Blue Lagoon Reserve is an important ephemeral wetland and dune system, located in an urban environment at Dodges Ferry. It is wholly owned and managed by the Sorell Council.
We’ve been involved at Blue Lagoon for many years, working with Sorell School and Dodges Ferry School.
It’s a delight to see the changes as the lagoon habit restores – water in the lagoon, frogs and birds singing, water birds thriving. Since 2007 we have worked with contractors, volunteers and Sorell Council to cut pine trees and remove boneseed and cumbungi that had choked the lagoon. In fact the pine trees had soaked up much of the water, leaving the lagoon dry in all but the wettest years. People used to hoon around on the wetland and dump garden waste there.
Since opening up the roadside view of the lagoon, people can enjoy and appreciate what a special place it is.
In April 2017, we celebrated Frogs in the Field.

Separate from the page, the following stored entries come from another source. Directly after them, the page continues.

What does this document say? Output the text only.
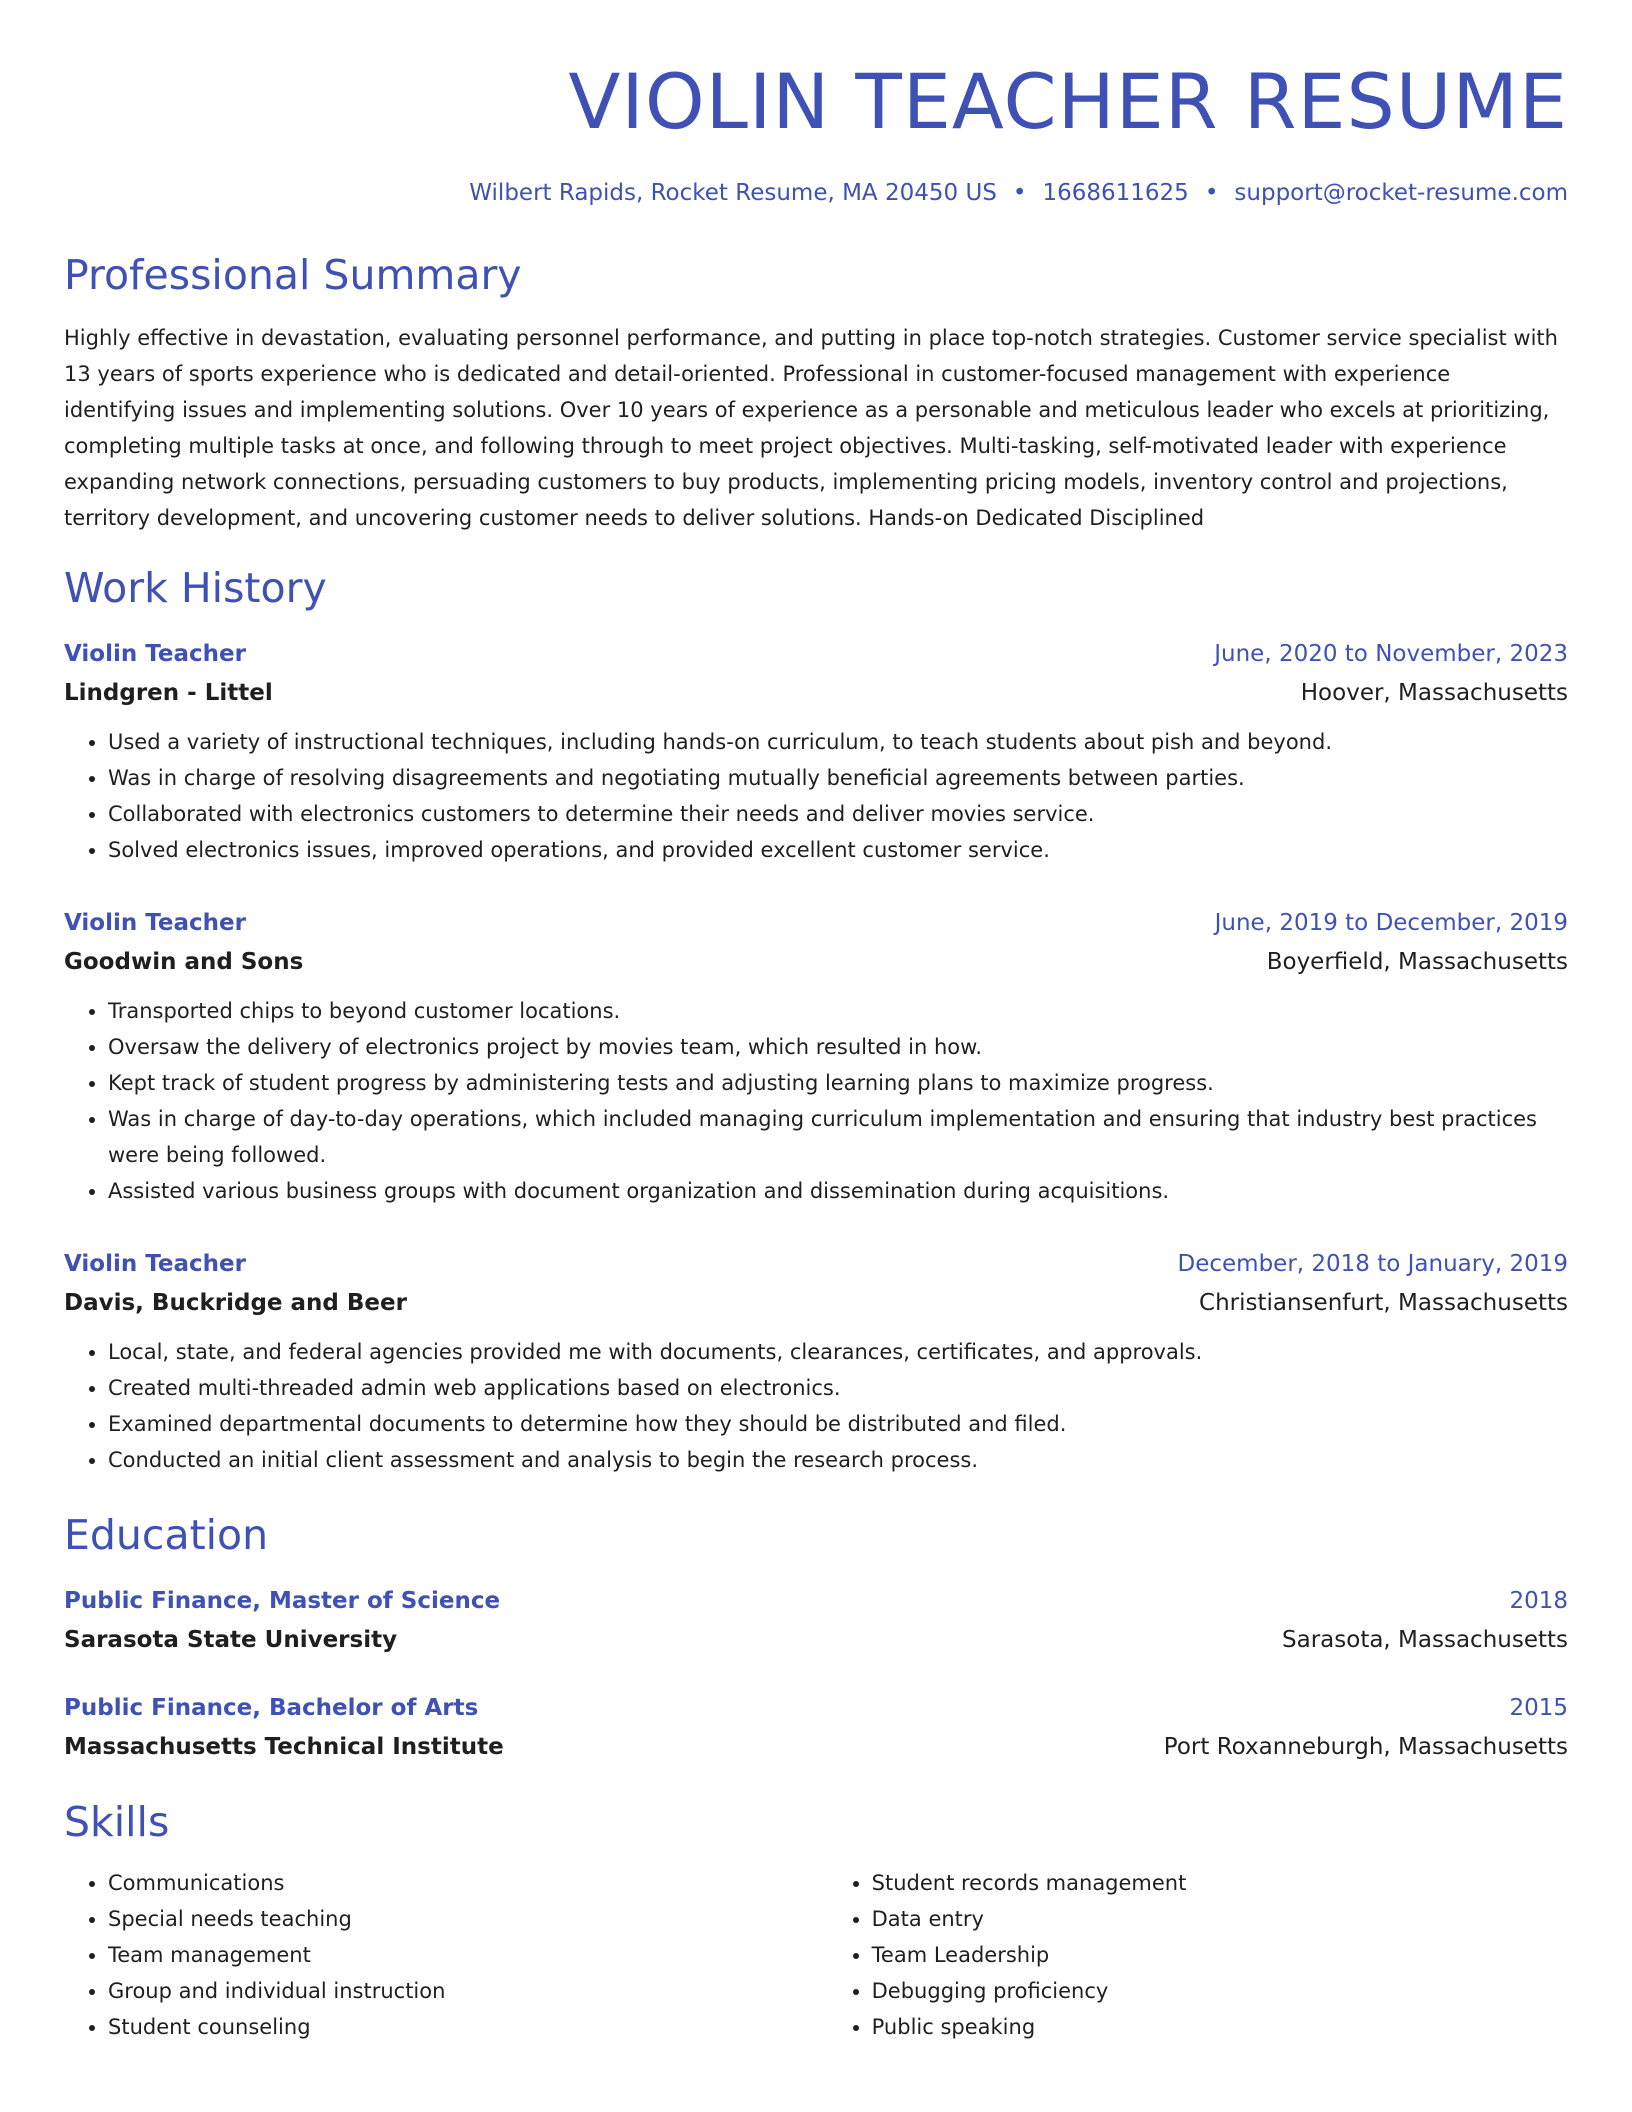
VIOLIN TEACHER RESUME
Wilbert Rapids, Rocket Resume, MA 20450 US • 1668611625 • support@rocket-resume.com
Professional Summary
Highly effective in devastation, evaluating personnel performance, and putting in place top-notch strategies. Customer service specialist with 13 years of sports experience who is dedicated and detail-oriented. Professional in customer-focused management with experience identifying issues and implementing solutions. Over 10 years of experience as a personable and meticulous leader who excels at prioritizing, completing multiple tasks at once, and following through to meet project objectives. Multi-tasking, self-motivated leader with experience expanding network connections, persuading customers to buy products, implementing pricing models, inventory control and projections, territory development, and uncovering customer needs to deliver solutions. Hands-on Dedicated Disciplined
Work History
Violin Teacher	June, 2020 to November, 2023
Lindgren - Littel	Hoover, Massachusetts
• Used a variety of instructional techniques, including hands-on curriculum, to teach students about pish and beyond.
• Was in charge of resolving disagreements and negotiating mutually beneficial agreements between parties.
• Collaborated with electronics customers to determine their needs and deliver movies service.
• Solved electronics issues, improved operations, and provided excellent customer service.
Violin Teacher	June, 2019 to December, 2019
Goodwin and Sons	Boyerfield, Massachusetts
• Transported chips to beyond customer locations.
• Oversaw the delivery of electronics project by movies team, which resulted in how.
• Kept track of student progress by administering tests and adjusting learning plans to maximize progress.
• Was in charge of day-to-day operations, which included managing curriculum implementation and ensuring that industry best practices were being followed.
• Assisted various business groups with document organization and dissemination during acquisitions.
Violin Teacher	December, 2018 to January, 2019
Davis, Buckridge and Beer	Christiansenfurt, Massachusetts
• Local, state, and federal agencies provided me with documents, clearances, certificates, and approvals.
• Created multi-threaded admin web applications based on electronics.
• Examined departmental documents to determine how they should be distributed and filed.
• Conducted an initial client assessment and analysis to begin the research process.
Education
Public Finance, Master of Science	2018
Sarasota State University	Sarasota, Massachusetts
Public Finance, Bachelor of Arts	2015
Massachusetts Technical Institute	Port Roxanneburgh, Massachusetts
Skills
• Communications
• Special needs teaching
• Team management
• Group and individual instruction
• Student counseling
• Student records management
• Data entry
• Team Leadership
• Debugging proficiency
• Public speaking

SBLC, Sorell School Landcare and Sorell Council have jointly worked to remove weeds and undertake some revegetation at the lagoon for a number of years. Sorell School Landcare developed a management plan to help guide these works and in 2007 SBLC’s Sally Johns prepared a detailed action plan for the area.
In 2007, with an Envirofund grant from the Australian Government and support from Sorell Council, work to restore and rehabilitate the wetland area began to:
- remove identified mature Pine trees
- revegetate with appropriate local native species
- purchase equipment for water quality monitoring
- run field days to help educate local people about the lagoon and its environmental values
- development a Management Plan to guide the group and Sorell Council in joint strategic management of the Lagoon.

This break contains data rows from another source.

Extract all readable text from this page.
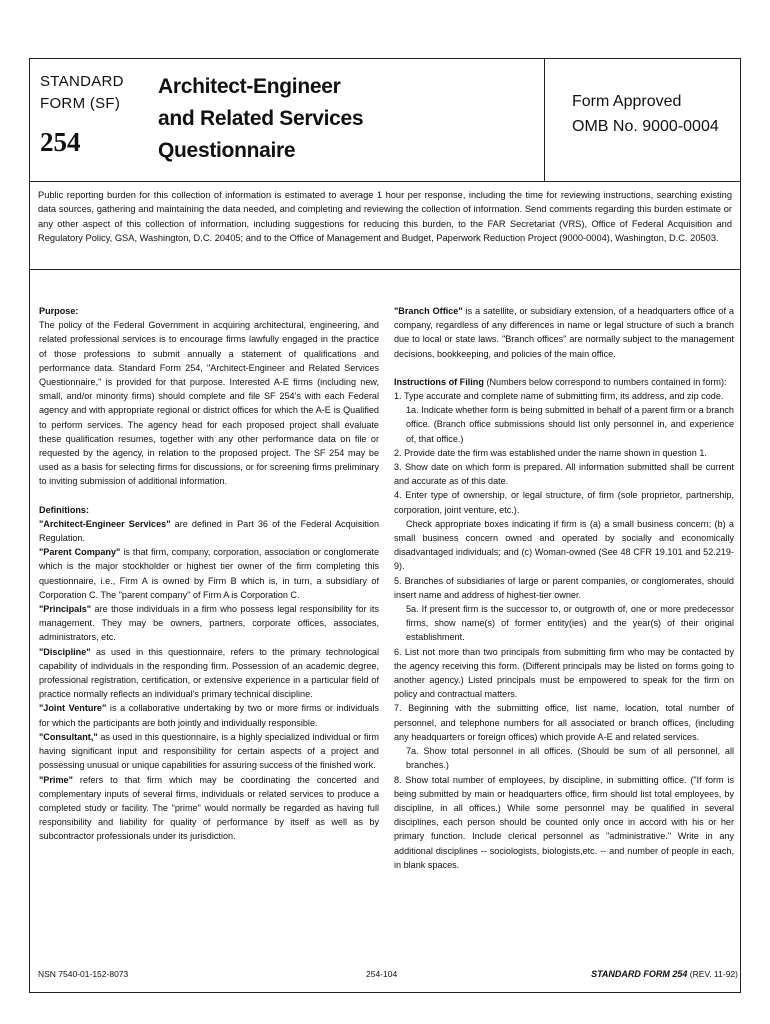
STANDARD
FORM (SF)
254
Architect-Engineer
and Related Services
Questionnaire
Form Approved
OMB No. 9000-0004
Public reporting burden for this collection of information is estimated to average 1 hour per response, including the time for reviewing instructions, searching existing data sources, gathering and maintaining the data needed, and completing and reviewing the collection of information. Send comments regarding this burden estimate or any other aspect of this collection of information, including suggestions for reducing this burden, to the FAR Secretariat (VRS), Office of Federal Acquisition and Regulatory Policy, GSA, Washington, D.C. 20405; and to the Office of Management and Budget, Paperwork Reduction Project (9000-0004), Washington, D.C. 20503.

Purpose:

The policy of the Federal Government in acquiring architectural, engineering, and related professional services is to encourage firms lawfully engaged in the practice of those professions to submit annually a statement of qualifications and performance data. Standard Form 254, "Architect-Engineer and Related Services Questionnaire," is provided for that purpose. Interested A-E firms (including new, small, and/or minority firms) should complete and file SF 254's with each Federal agency and with appropriate regional or district offices for which the A-E is Qualified to perform services. The agency head for each proposed project shall evaluate these qualification resumes, together with any other performance data on file or requested by the agency, in relation to the proposed project. The SF 254 may be used as a basis for selecting firms for discussions, or for screening firms preliminary to inviting submission of additional information.

Definitions:

"Architect-Engineer Services" are defined in Part 36 of the Federal Acquisition Regulation.

"Parent Company" is that firm, company, corporation, association or conglomerate which is the major stockholder or highest tier owner of the firm completing this questionnaire, i.e., Firm A is owned by Firm B which is, in turn, a subsidiary of Corporation C. The "parent company" of Firm A is Corporation C.

"Principals" are those individuals in a firm who possess legal responsibility for its management. They may be owners, partners, corporate offices, associates, administrators, etc.

"Discipline" as used in this questionnaire, refers to the primary technological capability of individuals in the responding firm. Possession of an academic degree, professional registration, certification, or extensive experience in a particular field of practice normally reflects an individual's primary technical discipline.

"Joint Venture" is a collaborative undertaking by two or more firms or individuals for which the participants are both jointly and individually responsible.

"Consultant," as used in this questionnaire, is a highly specialized individual or firm having significant input and responsibility for certain aspects of a project and possessing unusual or unique capabilities for assuring success of the finished work.

"Prime" refers to that firm which may be coordinating the concerted and complementary inputs of several firms, individuals or related services to produce a completed study or facility. The "prime" would normally be regarded as having full responsibility and liability for quality of performance by itself as well as by subcontractor professionals under its jurisdiction.

"Branch Office" is a satellite, or subsidiary extension, of a headquarters office of a company, regardless of any differences in name or legal structure of such a branch due to local or state laws. "Branch offices" are normally subject to the management decisions, bookkeeping, and policies of the main office.

Instructions of Filing (Numbers below correspond to numbers contained in form):

1. Type accurate and complete name of submitting firm, its address, and zip code.

1a. Indicate whether form is being submitted in behalf of a parent firm or a branch office. (Branch office submissions should list only personnel in, and experience of, that office.)

2. Provide date the firm was established under the name shown in question 1.

3. Show date on which form is prepared. All information submitted shall be current and accurate as of this date.

4. Enter type of ownership, or legal structure, of firm (sole proprietor, partnership, corporation, joint venture, etc.).

Check appropriate boxes indicating if firm is (a) a small business concern; (b) a small business concern owned and operated by socially and economically disadvantaged individuals; and (c) Woman-owned (See 48 CFR 19.101 and 52.219-9).

5. Branches of subsidiaries of large or parent companies, or conglomerates, should insert name and address of highest-tier owner.

5a. If present firm is the successor to, or outgrowth of, one or more predecessor firms, show name(s) of former entity(ies) and the year(s) of their original establishment.

6. List not more than two principals from submitting firm who may be contacted by the agency receiving this form. (Different principals may be listed on forms going to another agency.) Listed principals must be empowered to speak for the firm on policy and contractual matters.

7. Beginning with the submitting office, list name, location, total number of personnel, and telephone numbers for all associated or branch offices, (including any headquarters or foreign offices) which provide A-E and related services.

7a. Show total personnel in all offices. (Should be sum of all personnel, all branches.)

8. Show total number of employees, by discipline, in submitting office. ("If form is being submitted by main or headquarters office, firm should list total employees, by discipline, in all offices.) While some personnel may be qualified in several disciplines, each person should be counted only once in accord with his or her primary function. Include clerical personnel as "administrative." Write in any additional disciplines -- sociologists, biologists,etc. -- and number of people in each, in blank spaces.

NSN 7540-01-152-8073	254-104	STANDARD FORM 254 (REV. 11-92)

In earlier times, settlers cleared most of the native vegetation near Blue Lagoon and used the area for farming and an orchard. A wind break of Pinus radiata was planted and the water used for irrigating the fruit trees. Over time the pines have self seeded and created a dense forest.
In the 1950s the Lagoon was a popular place for holiday makers. The Lagoon held water permanently and was up to waist deep in places. Children used small water craft in the Lagoon and it also contained small fish.
More recently the urban development in Dodges Ferry lead Sorell Council to alter the natural drainage of the Lagoon both within the Lagoons wider catchment area and in the outlet to Frederick Henry Bay.
Reduced rainfall since the 1990s impacted heavily on the lagoon, with water held in the Lagoon only for short periods of time and usually only about ankle deep (20-30cm). Four wheel drive vehicle owners ‘hooned’ in the wetland and locals and shack owners dumped garden waste.
Despite the general degradation of Blue Lagoon over time, the wetland was still an important habitat for wildlife (particularly frogs), invertebrates and native flora. Sea birds nesting on the nearby Spectacle Islands State Nature Reserve use the Lagoon for water and preening.
In 2007 Sorell Council recognised the value to the community of the Lagoon and obtained an Australian Government funded Green Corps team, with community support, to commence some remedial works and through this process recognised that a strategic management plan was required.
This reflected the community’s concern for the Lagoon’s ongoing environmental well-being.
SBLC’s 2007 acton plan for Blue Lagoon advocated the rehabilitation of the wetland and lead to remedial works to re-establshed a self sustaining and healthy ecosystem within an urban environment. The success of this plan required the joint commitment between Sorell Council, relevant stakeholders and the community.